Beginner Workflow
This is the recommended path if you want good defaults without high decision overhead.
The simple model
Think of Fate in three layers: entries (what can be selected), table (how selection happens), and policies (optional behavior changes like pity and duplicate protection). If you stay inside this model, Fate is easy to reason about.
Pick the right entry type
Use the smallest entry type that solves your case.
FateValueEntry(value) is the most common choice, for plain item IDs, strings, structs, and so on.
FateTableEntry(table, count) is for cases where an entry should expand into another table (nested rolls).
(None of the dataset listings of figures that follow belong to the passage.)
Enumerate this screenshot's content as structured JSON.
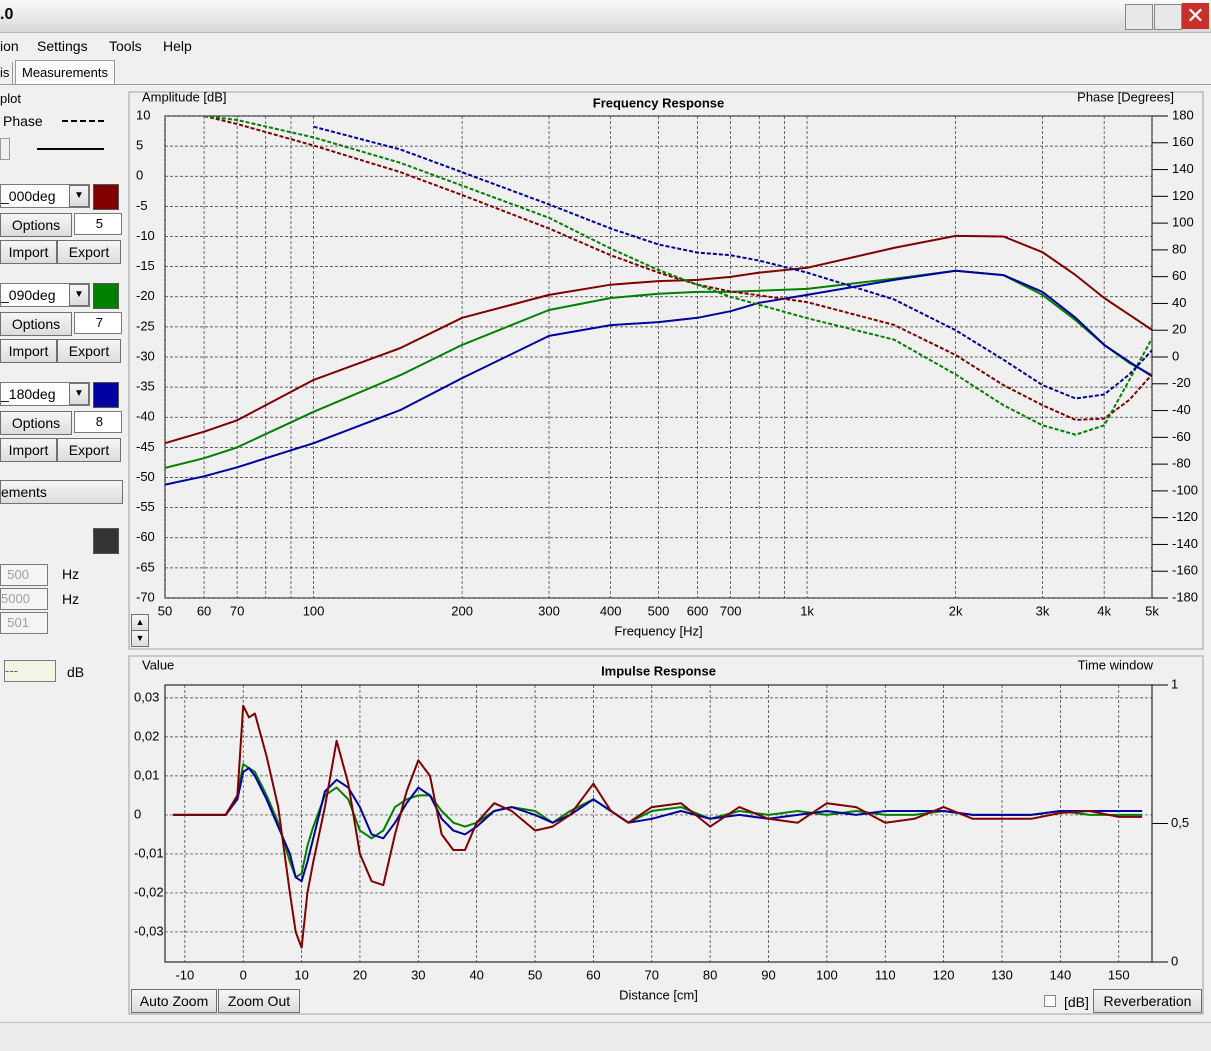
{
  "window": {
    "title": ".0",
    "menu": [
      "ion",
      "Settings",
      "Tools",
      "Help"
    ],
    "tabs": [
      "is",
      "Measurements"
    ],
    "panel": {
      "group": "plot",
      "phase": "Phase",
      "measurements": [
        {
          "name": "_000deg",
          "color": "#800000",
          "options": "Options",
          "smoothing": 5,
          "import": "Import",
          "export": "Export"
        },
        {
          "name": "_090deg",
          "color": "#008000",
          "options": "Options",
          "smoothing": 7,
          "import": "Import",
          "export": "Export"
        },
        {
          "name": "_180deg",
          "color": "#0000a0",
          "options": "Options",
          "smoothing": 8,
          "import": "Import",
          "export": "Export"
        }
      ],
      "all": "ements",
      "filter_color": "#333333",
      "low": 500,
      "low_unit": "Hz",
      "high": 5000,
      "high_unit": "Hz",
      "n": 501,
      "level": "---",
      "level_unit": "dB"
    },
    "buttons": {
      "auto_zoom": "Auto Zoom",
      "zoom_out": "Zoom Out",
      "db": "[dB]",
      "reverberation": "Reverberation"
    }
  },
  "chart_data": [
    {
      "type": "line",
      "title": "Frequency Response",
      "ylabel": "Amplitude [dB]",
      "y2label": "Phase [Degrees]",
      "xlabel": "Frequency [Hz]",
      "xscale": "log",
      "grid": true,
      "xlim": [
        50,
        5000
      ],
      "xticks": [
        50,
        60,
        70,
        100,
        200,
        300,
        400,
        500,
        600,
        700,
        {
          "value": 1000,
          "label": "1k"
        },
        {
          "value": 2000,
          "label": "2k"
        },
        {
          "value": 3000,
          "label": "3k"
        },
        {
          "value": 4000,
          "label": "4k"
        },
        {
          "value": 5000,
          "label": "5k"
        }
      ],
      "xminor": [
        80,
        90,
        800,
        900
      ],
      "ylim": [
        -70,
        10
      ],
      "yticks": [
        -70,
        -65,
        -60,
        -55,
        -50,
        -45,
        -40,
        -35,
        -30,
        -25,
        -20,
        -15,
        -10,
        -5,
        0,
        5,
        10
      ],
      "y2lim": [
        -180,
        180
      ],
      "y2ticks": [
        -180,
        -160,
        -140,
        -120,
        -100,
        -80,
        -60,
        -40,
        -20,
        0,
        20,
        40,
        60,
        80,
        100,
        120,
        140,
        160,
        180
      ],
      "x": [
        50,
        60,
        70,
        100,
        150,
        200,
        300,
        400,
        500,
        600,
        700,
        800,
        1000,
        1500,
        2000,
        2500,
        3000,
        3500,
        4000,
        4500,
        5000
      ],
      "series": [
        {
          "color": "#800000",
          "linestyle": "solid",
          "values": [
            -44.3,
            -42.4,
            -40.5,
            -33.8,
            -28.5,
            -23.5,
            -19.7,
            -18,
            -17.4,
            -17.2,
            -16.7,
            -16,
            -15.2,
            -11.9,
            -9.9,
            -10,
            -12.6,
            -16.4,
            -20.2,
            -23,
            -25.5
          ]
        },
        {
          "color": "#008000",
          "linestyle": "solid",
          "values": [
            -48.4,
            -46.8,
            -45,
            -39.1,
            -33,
            -28,
            -22.2,
            -20.2,
            -19.5,
            -19.2,
            -19.2,
            -19,
            -18.7,
            -17,
            -15.7,
            -16.4,
            -19.7,
            -23.9,
            -28,
            -31,
            -33
          ]
        },
        {
          "color": "#0000a0",
          "linestyle": "solid",
          "values": [
            -51.2,
            -49.8,
            -48.3,
            -44.3,
            -38.8,
            -33.5,
            -26.5,
            -24.7,
            -24.2,
            -23.5,
            -22.4,
            -21,
            -19.7,
            -17.2,
            -15.7,
            -16.4,
            -19.2,
            -23.5,
            -28,
            -30.8,
            -33.2
          ]
        },
        {
          "color": "#800000",
          "linestyle": "dashed",
          "axis": "y2",
          "values": [
            null,
            180,
            174,
            158,
            138,
            121,
            96,
            76,
            63,
            54,
            49,
            46,
            41,
            24,
            1.5,
            -21,
            -36,
            -47,
            -46,
            -32,
            -13
          ]
        },
        {
          "color": "#008000",
          "linestyle": "dashed",
          "axis": "y2",
          "values": [
            null,
            180,
            177,
            164,
            145,
            128,
            104,
            81,
            65,
            54,
            45,
            39,
            29,
            13,
            -13,
            -36,
            -51,
            -58,
            -51,
            -17,
            14
          ]
        },
        {
          "color": "#0000a0",
          "linestyle": "dashed",
          "axis": "y2",
          "values": [
            null,
            null,
            null,
            172,
            155,
            138,
            114,
            96,
            84,
            78,
            76,
            72,
            63,
            43,
            20,
            -2,
            -21,
            -31,
            -28,
            -13,
            5
          ]
        }
      ]
    },
    {
      "type": "line",
      "title": "Impulse Response",
      "ylabel": "Value",
      "y2label": "Time window",
      "xlabel": "Distance [cm]",
      "grid": true,
      "xlim": [
        -13.4,
        155.7
      ],
      "xticks": [
        -10,
        0,
        10,
        20,
        30,
        40,
        50,
        60,
        70,
        80,
        90,
        100,
        110,
        120,
        130,
        140,
        150
      ],
      "ylim": [
        -0.0377,
        0.0333
      ],
      "yticks": [
        {
          "value": -0.03,
          "label": "-0,03"
        },
        {
          "value": -0.02,
          "label": "-0,02"
        },
        {
          "value": -0.01,
          "label": "-0,01"
        },
        0,
        {
          "value": 0.01,
          "label": "0,01"
        },
        {
          "value": 0.02,
          "label": "0,02"
        },
        {
          "value": 0.03,
          "label": "0,03"
        }
      ],
      "y2lim": [
        0,
        1
      ],
      "y2ticks": [
        0,
        {
          "value": 0.5,
          "label": "0,5"
        },
        1
      ],
      "x": [
        -12,
        -5,
        -3,
        -1,
        0,
        1,
        2,
        4,
        6,
        8,
        9,
        10,
        11,
        12,
        14,
        16,
        18,
        20,
        22,
        24,
        26,
        28,
        30,
        32,
        34,
        36,
        38,
        40,
        43,
        46,
        50,
        53,
        56,
        60,
        63,
        66,
        70,
        75,
        80,
        85,
        90,
        95,
        100,
        105,
        110,
        115,
        120,
        125,
        130,
        135,
        140,
        145,
        150,
        154
      ],
      "series": [
        {
          "color": "#008000",
          "linestyle": "solid",
          "values": [
            0,
            0,
            0,
            0.005,
            0.013,
            0.012,
            0.011,
            0.005,
            -0.002,
            -0.012,
            -0.016,
            -0.015,
            -0.008,
            -0.003,
            0.005,
            0.007,
            0.004,
            -0.004,
            -0.006,
            -0.004,
            0.002,
            0.004,
            0.005,
            0.005,
            0.001,
            -0.002,
            -0.003,
            -0.002,
            0.001,
            0.002,
            0.001,
            -0.002,
            0.001,
            0.004,
            0.001,
            -0.002,
            0.001,
            0.002,
            -0.001,
            0.001,
            0,
            0.001,
            0,
            0.001,
            0,
            0,
            0.001,
            0,
            0,
            0,
            0.001,
            0,
            0,
            0
          ]
        },
        {
          "color": "#0000a0",
          "linestyle": "solid",
          "values": [
            0,
            0,
            0,
            0.004,
            0.011,
            0.012,
            0.01,
            0.004,
            -0.003,
            -0.01,
            -0.016,
            -0.017,
            -0.012,
            -0.006,
            0.006,
            0.009,
            0.007,
            0.002,
            -0.005,
            -0.006,
            -0.002,
            0.003,
            0.007,
            0.005,
            -0.001,
            -0.004,
            -0.005,
            -0.003,
            0.001,
            0.002,
            0,
            -0.002,
            0,
            0.004,
            0.001,
            -0.002,
            -0.001,
            0.001,
            -0.001,
            0,
            -0.001,
            0,
            0.001,
            0,
            0.001,
            0.001,
            0.001,
            0,
            0,
            0,
            0.001,
            0.001,
            0.001,
            0.001
          ]
        },
        {
          "color": "#800000",
          "linestyle": "solid",
          "values": [
            0,
            0,
            0,
            0.005,
            0.028,
            0.025,
            0.026,
            0.015,
            0.002,
            -0.02,
            -0.03,
            -0.034,
            -0.02,
            -0.012,
            0.002,
            0.019,
            0.008,
            -0.01,
            -0.017,
            -0.018,
            -0.005,
            0.006,
            0.014,
            0.01,
            -0.005,
            -0.009,
            -0.009,
            -0.002,
            0.003,
            0.001,
            -0.004,
            -0.003,
            0,
            0.008,
            0.001,
            -0.002,
            0.002,
            0.003,
            -0.003,
            0.002,
            -0.001,
            -0.002,
            0.003,
            0.002,
            -0.002,
            -0.001,
            0.002,
            -0.001,
            -0.001,
            -0.001,
            0.0005,
            0.001,
            -0.0005,
            -0.0005
          ]
        }
      ]
    }
  ]
}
FateCreatorEntry(constructor, args) is for cases where selection should create a new payload value at roll time. This is useful for when you want something to actually be created when dropped. A use case might be that you are using the weighted drop system to decide what enemies to create. You would supply the object ID (obj_enemy or whatever) of the enemy for the constructor argument, and then when you roll, Fate will automatically create an instance of whatever was dropped (please note: the instance will be created at x = 0, y = 0 and depth = 0, so you would then have to manually handle the positioning and layer setting of the newly created instance). You can also supply constructors, which will print a struct from the constructor when dropped.
Most beginner projects should start with FateValueEntry.
Start with one table and one policy
var _common = new FateValueEntry("COMMON").SetWeight(94);
var _rare = new FateValueEntry("RARE").SetWeight(6);
loot_table = new FateTable([_common, _rare])
.EnablePity(_rare, 90, 75, 0.06);
Then roll through FateRollValues(loot_table, 1), with the table you want to get the drop from as the first argument, and the number of drops you want as the second.
Recommended helper order
When you’re stacking helper policies, a solid default order is pity first, then rate-up (if you have featured targets, an example being a limited time promotion when “Beastly” monsters should drop more often during halloween or something), then duplicate protection (if repeats are a problem), and finally any multi-pull guarantee rules (EnableTenPullGuarantee(...) or EnableBatchGuarantee(...)).
If you want a quick baseline for gacha tables, use:
loot_table.EnableStandardGachaRules(_five_star_entries, _featured_entries, 90, 75, 1.5);
(_five_star_entries in this case being extremely rare drops that you want to increase the chance of each time a player pulls a drop, and _featured_entries being drops that are currently being promoted).
Save/load without manual table state wiring
Register once:
FateTrackTable("loot.main", loot_table);
Then save/load snapshots:
FateSaveSnapshotFile("save_01.json");
FateLoadSnapshotFile("save_01.json");
This is usually enough for beginners and avoids hand-written per-table state plumbing.
Handling failures consistently
Beginner wrappers return contract structs with ok, code, data, and kind.
Use this pattern everywhere:
var _out = FateSaveSnapshotFile("save_01.json");
if (!_out.ok) {
show_debug_message("Fate failed: " + _out.code);
return;
}
Use GetReturnKind() if you need to branch by contract family.
When to move to advanced APIs
Move up only when you actually need it: custom policy logic beyond entry-list targeting, full state bundle control beyond tracked table snapshots, or richer diagnostics and policy event traces.